Date of Degree

6-2014

Document Type

Dissertation

Degree Name

Ph.D.

Program

Urban Education

Advisor(s)

Ofelia Garci­a

Subject Categories

Education | Higher Education Administration | Higher Education and Teaching | Latin American Languages and Societies | Latin American Studies

Keywords

Bourdieu, Bronx, College Transition, Higher Education, Latino Males, scared straight

Abstract

This study aims to provide a counter narrative to the deficit filled discourse surrounding Latino males by informing teachers, policymakers and researchers of the barriers and resources encountered by this population as they make the transition from high school to college. A qualitative research design was utilized for this study, which focused on 10 Latino males who mainly identified as Puerto Rican and Dominican, from the Bronx. Bourdieu's Theory of Practice, and his theoretical tools of field (structures), habitus (dispositions) and capital (social, cultural and economic), was used as the theoretical framework guiding this study.
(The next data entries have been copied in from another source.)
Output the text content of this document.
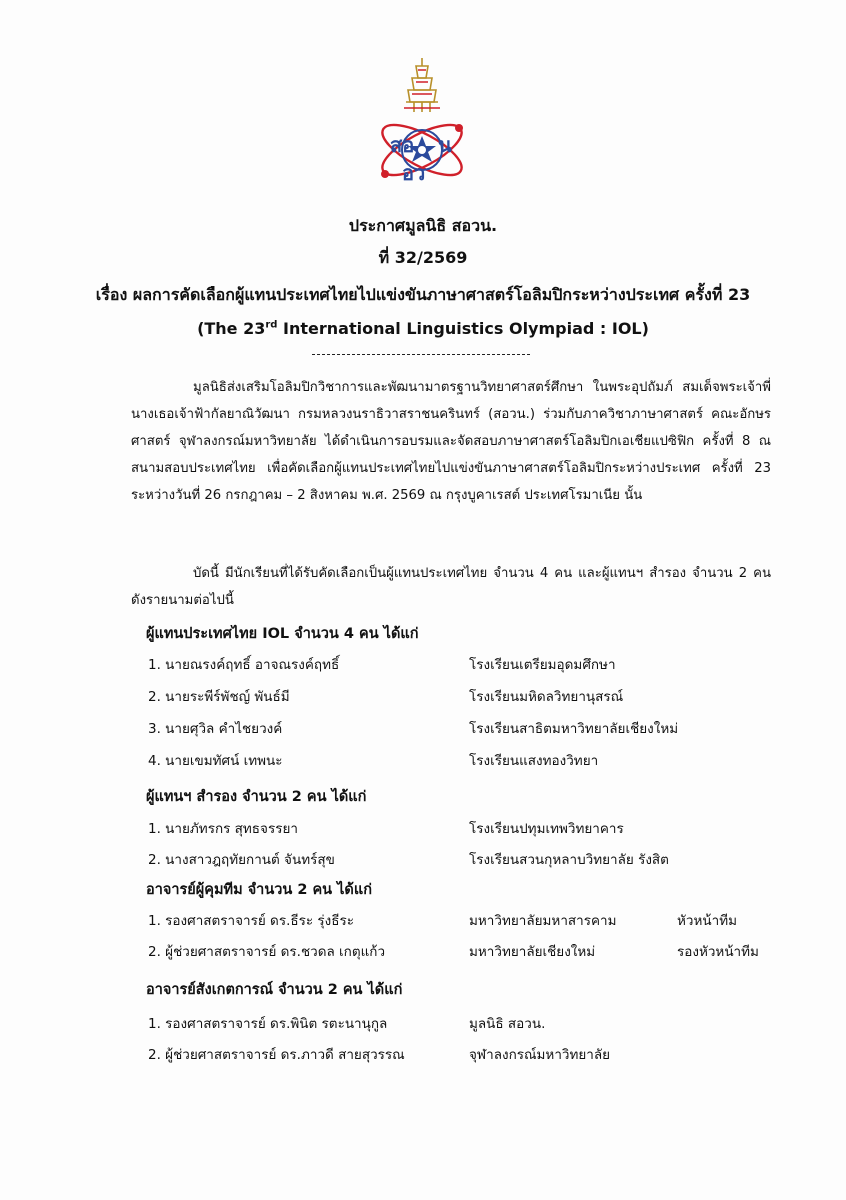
สอ น
อว
ประกาศมูลนิธิ สอวน.
ที่ 32/2569
เรื่อง ผลการคัดเลือกผู้แทนประเทศไทยไปแข่งขันภาษาศาสตร์โอลิมปิกระหว่างประเทศ ครั้งที่ 23
(The 23rd International Linguistics Olympiad : IOL)
มูลนิธิส่งเสริมโอลิมปิกวิชาการและพัฒนามาตรฐานวิทยาศาสตร์ศึกษา ในพระอุปถัมภ์ สมเด็จพระเจ้าพี่นางเธอเจ้าฟ้ากัลยาณิวัฒนา กรมหลวงนราธิวาสราชนครินทร์ (สอวน.) ร่วมกับภาควิชาภาษาศาสตร์ คณะอักษรศาสตร์ จุฬาลงกรณ์มหาวิทยาลัย ได้ดำเนินการอบรมและจัดสอบภาษาศาสตร์โอลิมปิกเอเชียแปซิฟิก ครั้งที่ 8 ณ สนามสอบประเทศไทย เพื่อคัดเลือกผู้แทนประเทศไทยไปแข่งขันภาษาศาสตร์โอลิมปิกระหว่างประเทศ ครั้งที่ 23 ระหว่างวันที่ 26 กรกฎาคม – 2 สิงหาคม พ.ศ. 2569 ณ กรุงบูคาเรสต์ ประเทศโรมาเนีย นั้น
บัดนี้ มีนักเรียนที่ได้รับคัดเลือกเป็นผู้แทนประเทศไทย จำนวน 4 คน และผู้แทนฯ สำรอง จำนวน 2 คน ดังรายนามต่อไปนี้
ผู้แทนประเทศไทย IOL จำนวน 4 คน ได้แก่
1. นายณรงค์ฤทธิ์ อาจณรงค์ฤทธิ์	โรงเรียนเตรียมอุดมศึกษา
2. นายระพีร์พัชญ์ พันธ์มี	โรงเรียนมหิดลวิทยานุสรณ์
3. นายศุวิล คำไชยวงค์	โรงเรียนสาธิตมหาวิทยาลัยเชียงใหม่
4. นายเขมทัศน์ เทพนะ	โรงเรียนแสงทองวิทยา
ผู้แทนฯ สำรอง จำนวน 2 คน ได้แก่
1. นายภัทรกร สุทธจรรยา	โรงเรียนปทุมเทพวิทยาคาร
2. นางสาวฎฤทัยกานต์ จันทร์สุข	โรงเรียนสวนกุหลาบวิทยาลัย รังสิต
อาจารย์ผู้คุมทีม จำนวน 2 คน ได้แก่
1. รองศาสตราจารย์ ดร.ธีระ รุ่งธีระ	มหาวิทยาลัยมหาสารคาม	หัวหน้าทีม
2. ผู้ช่วยศาสตราจารย์ ดร.ชวดล เกตุแก้ว	มหาวิทยาลัยเชียงใหม่	รองหัวหน้าทีม
อาจารย์สังเกตการณ์ จำนวน 2 คน ได้แก่
1. รองศาสตราจารย์ ดร.พินิต รตะนานุกูล	มูลนิธิ สอวน.
2. ผู้ช่วยศาสตราจารย์ ดร.ภาวดี สายสุวรรณ	จุฬาลงกรณ์มหาวิทยาลัย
Participants shared the nuances of the college transition, which required them to negotiate various fields. Their interactions with the fields of the Bronx, school, and family provided messages and capital concerning college that either aligned or detoured their habitus toward college. These fields, at times, created "physical barriers" to accessing college such a lack of financial aid and inadequate schooling. But the fields also provided a layer of barriers which lived in the discourse and messages they received about college. This discourse informed the students' habitus which constructed a "college imagination" that perceived institutions of higher education as a dark, lonely place where no one would care for them. Moreover students discussed how teachers tried to "scare them straight" with a "caring" discourse that attempted to align their academic actions and behaviors towards what teachers envisioned as more appropriate for college "survival" and "success". Many of the participants were able to navigate issues around masculinity and academic unpreparedness to "successfully" transition to college by leaning on the support they received from their peers, college counselors, and their mothers. Ultimately the majority of the participants were able to navigate the college transitions through their habitus, which was aligned to interpreting college as a natural step in their life's journey.